Bagi seorang warok hal tersebut adalah hal yang wajar dan diterima masyarakat.
Konon sesama warok pernah beradu kesaktian untuk memperebutkan seorang gemblak
idaman dan selain itu kadang terjadi pinjam meminjam gemblak. Biaya yang
dikeluarkan warok untuk seorang gemblak tidak murah. Bila gemblak bersekolah
maka warok yang memeliharanya harus membiayai keperluan sekolahnya di samping
memberinya makan dan tempat tinggal. Sedangkan jika gemblak tidak bersekolah
maka setiap tahun warok memberikannya seekor sapi. Dalam tradisi yang dibawa
oleh Ki Ageng Suryongalam, kesaktian bisa diperoleh bila seorang warok rela
tidak berhubungan seksual dengan perempuan. Hal itu konon merupakan sebuah
keharusan yang berasal dari perintah sang guru untuk memperoleh kesaktian.

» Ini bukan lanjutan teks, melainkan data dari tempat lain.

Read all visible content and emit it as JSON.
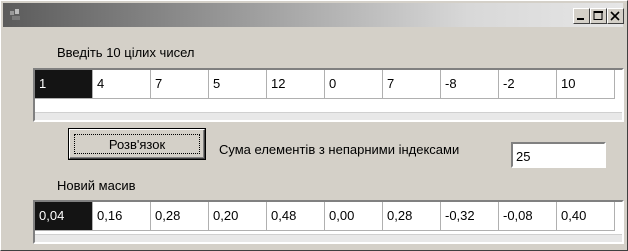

Kewajiban setiap warok untuk
memelihara gemblak dipercaya agar bisa mempertahankan kesaktiannya. Selain itu
ada kepercayaan kuat di kalangan warok, hubungan intim dengan perempuan biarpun
dengan istri sendiri, bisa melunturkan seluruh kesaktian warok. Saling
mengasihi, menyayangi dan berusaha menyenangkan merupakan ciri khas hubungan
khusus antara gemblak dan waroknya. Praktik gemblakan di kalangan warok,
diidentifikasi sebagai praktik homoseksual karena warok tak boleh mengumbar
hawa nafsu kepada perempuan.
Saat ini memang sudah terjadi
pergeseran dalam hubungannya dengan gemblakan. Di masa sekarang gemblak sulit
ditemui. Tradisi memelihara gemblak, kini semakin luntur. Gemblak yang dahulu
biasa berperan sebagai penari jatilan (kuda lumping), kini perannya digantikan
oleh remaja putri. Padahal dahulu
kesenian ini ditampilkan tanpa seorang wanita pun.